No conozco otro plato igual maravillando paladares que la tortuga al vino que cocinó un famoso político de Torrevieja

Tumbado en la hamaca de la terracita dispuesta en mi habitación-solárium me quedé fetalmente dormido, pero bañado por la luna tan rotunda que más parecía foco evidenciando mis vergüenzas, y afrodisiaco de ensoñaciones despertadas al amanecer cuando volví a la cama consumiendo cansancio por posturas obligadas. Ineludible fue desayunar la toña de Rojales, con café con leche y mantecados guardamarencos.

A mediodía llegamos a Torrevieja donde nos esperaba un famoso político, cuyo nombre me pidió por la Virgen del Carmen y el Real Madrid que no revelara, y aunque yo soy poco de santos y muy del Athletic de Bilbao, accedí al ruego del anfitrión. Llevaba dos días guisando en vino una tortuga que le regalaron los pescadores por haber salido muerta ya de la red (dijeron). De las patatas nuevas acompañantes estoy seguro, del pisto aderezado con especies, no me atrevo a transcribir su fórmula exacta que también dejo al resguardo en la callada nigromancia culinaria de mi tocayo. Pero juro por todos los dioses y diosas que en el Mediterráneo han sido venerados, que no conozco otro plato igual maravillando paladares. Por la noche, sardinas asadas que solo necesitan dos insustituibles virtudes: haber llegado a la subasta de la tarde y saber la distancia precisa entre el carbón de encina y el espetón.

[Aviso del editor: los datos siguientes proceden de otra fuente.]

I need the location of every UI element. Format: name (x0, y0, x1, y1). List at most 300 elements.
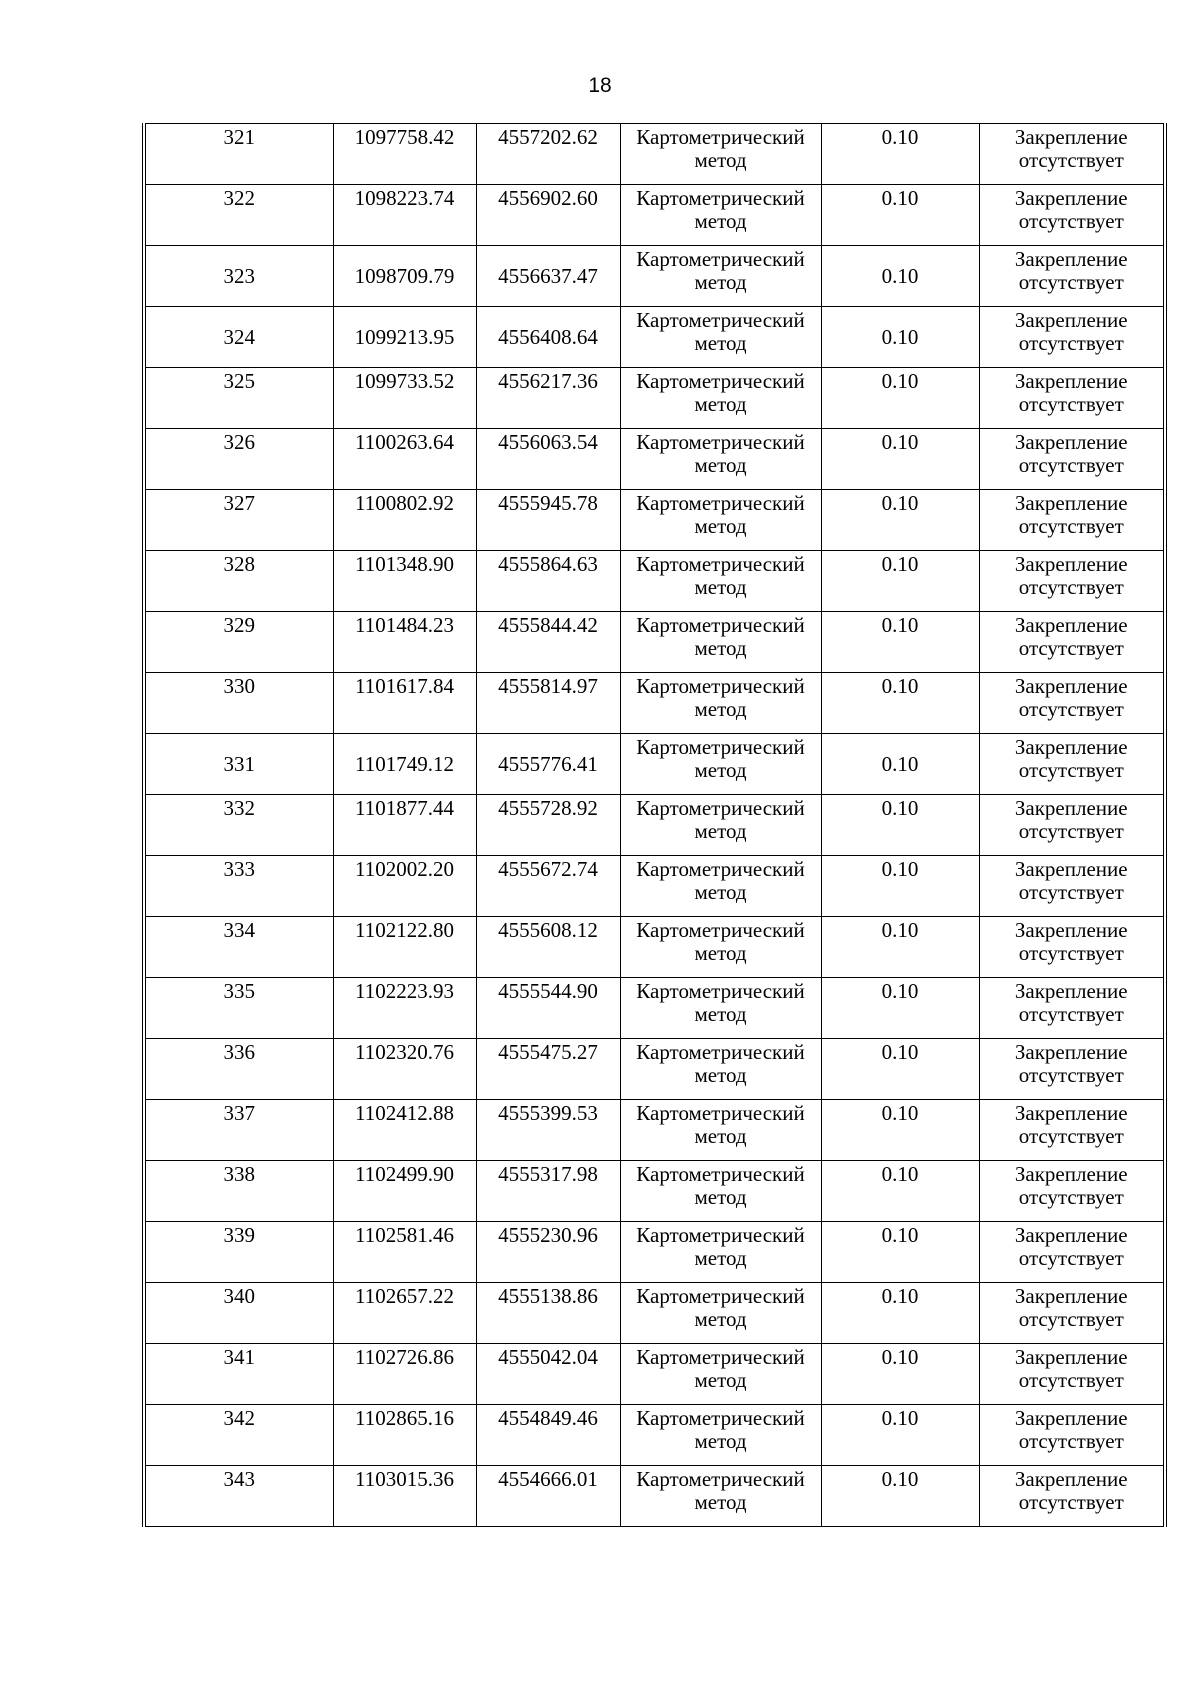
method-text-line: Картометрический (636, 857, 805, 881)
accuracy-cell: 0.10 (821, 185, 979, 246)
method-cell (620, 1161, 821, 1222)
method-text-line: метод (694, 636, 747, 660)
y-coordinate-cell: 4555042.04 (476, 1344, 620, 1405)
point-number-cell: 332 (144, 795, 333, 856)
accuracy-cell: 0.10 (821, 490, 979, 551)
x-coordinate-cell: 1098709.79 (333, 246, 476, 307)
fixation-text-line: отсутствует (1018, 1429, 1124, 1453)
y-coordinate-cell: 4556408.64 (476, 307, 620, 368)
method-text-line: Картометрический (636, 1040, 805, 1064)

María regresó al hotel. Quería comprobar en el ordenador esa ilusión de los artistas cuando tratan de trasladarnos en superficie la inimitable naturaleza; pero yo me quedé hasta las tantas con el político, y sin embargo "amigo para siempre", cantando Habaneras (él solista competente, yo malhadado coro al que por disimularme desentonos se unieron otros virtuosos y "conaiseurs" paisanos), y allí que empezaron a brotar nostalgias de Torrevieja, de Cádiz y de las Américas entre volátiles: "palomas" y "" canarios, como se denominan en la costa alicantina los licores anisados rebajados con agua y hielo. Memorable.